I am in agreement with every post, save the first one. Here’s a recipe for a sauce you can use for dipping spring rolls, or sandwiches, over salads or stir-fries, or anything really–hell, if I ate breakfast, I’d pour it on my muesli. Some proportions might need to be adjusted to taste, it’s adapted from a much larger recipe, but this is the recipe I give to my students, and I think it works out pretty well.

Nuoc Cham (Fish Sauce)

Ingredients:
1 Tablespoon Ground Garlic
1/2 Cup Nuoc Mam
1/3 Cup Sugar
1/4 Cup Rice Wine Vinegar
2 Tablespoons Fresh Lemon Juice
Water to make 2 Cups
Zest of 1/2 Lemon
Zest of 1/2 Orange
Chili Paste to taste (a few teaspoons, at least)

Procedure:
Cook garlic in fish sauce until fragrant, add sugar and rice wine vinegar and cook until sugar dissolves. Strain mixture into 1/2 quart cambro, add lemon juice and enough water to make 2 cups, add zests and chili paste, cover and label with name, date and cooks initials, store in cooler, garnish with shredded carrot and or daikon.

Yield:
2 Cups

P. S. City Gent: Here’s a recipe your wife might like.

Tender, Loving Spouse.

Marinate husband in Nam Pla until the neighbors complain, then and only then, roast at 350 degrees until tender. Serve with relish.

martin

Greg, could I get your phone number, so that next time I need advice on how to solve a family conflict I can ask you? I said she was born in Vietnam, but I didn’t say she was Vietnamese (she’s half.) Furthermore, it’s a rather sweeping stereotype to say that all Vietnamese must have nuoc mam to live happily.

Mrs. CG has made an entirely rational decision that she’d rather confine her nuoc mam activities to restaurants than see me gag and retch when she opens that jar. I don’t make her smell cheese, she doesn’t make me smell nuoc mam.

The stuff is repulsive to most Westerners. It smells like something you’d find dead on the beach at low tide on a hot, sunny day. I submit that pasta has never elicited such a reaction from anyone.

Ah, but you didn’t say she had made a rational decision not to have fish sauce in the house. You said that you wouldn’t let her have it. I’m sorry if I assumed too much.

On the other hand, I don’t accept your claim that most Westerners find fish sauce repulsive. I don’t and many of the other respondants don’t.
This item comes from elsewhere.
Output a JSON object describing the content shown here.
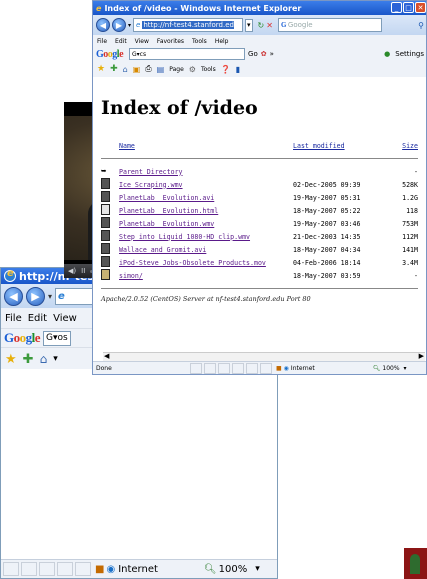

A number of my friends, who aren’t even half Vietnamese, like it too. There’s even one who can’t stand fish, but loves fish sauce, though I admit she’s never smelled it straight out of the bottle. It has a strong smell, but so does garlic. That doesn’t mean it’s not good with food.

You mention a jar though, which makes me think we’re talking about different stuff. Anyway, if you hate the stuff, you hate it. However, if you just have an irrational predjudice against it, you could be in for a treat if you just become more open-minded. Like many things Vietnamese, it might take some getting used to, but it’s generally worth the trouble. Now cheese on the other hand …

I have introduced many many many (I’m talking well over a couple hundred here) of my american friends & acquaintances to Vietnamese food, and I don’t remember any of them finding nuoc mam to be anything other than tasty. I’m not saying that there aren’t a few people on the planet that might dislike the flavor, I’m just suggesting that City Gent’s comment:

would be more accurate if we change “most” to “a few”.

The only person I ever saw have a negative reaction to it was unfortunate enough (not knowing any better) to have used it pure, right out of the bottle. She splashed it on her food like you might do with with weak soy sauce in a cheap chinese carry out. Pouring nuoc mam directly on your food is like dousing your salad with pure vinegar. Vinegar is a component of sald dressing, just as nuoc mam is a component of several tangy dressings in Viet Nam.

Her mom makes it in a jar…the fish sauce base comes from the store, then she puts garlic, red pepper, little carrot strings, and other things in it. It gets sort of a orangey hue after a few months in the pantry.

I actually do eat Vietnamese food at restaurants fairly often, and undoubtedly there’s nuoc mam in it. What I can’t take is the smell straight out of the jar - that’s why it is not welcome in the Gent house. I did eat it on noodles a few times until I realized that it smells like rotten fish. It just staaaaanks.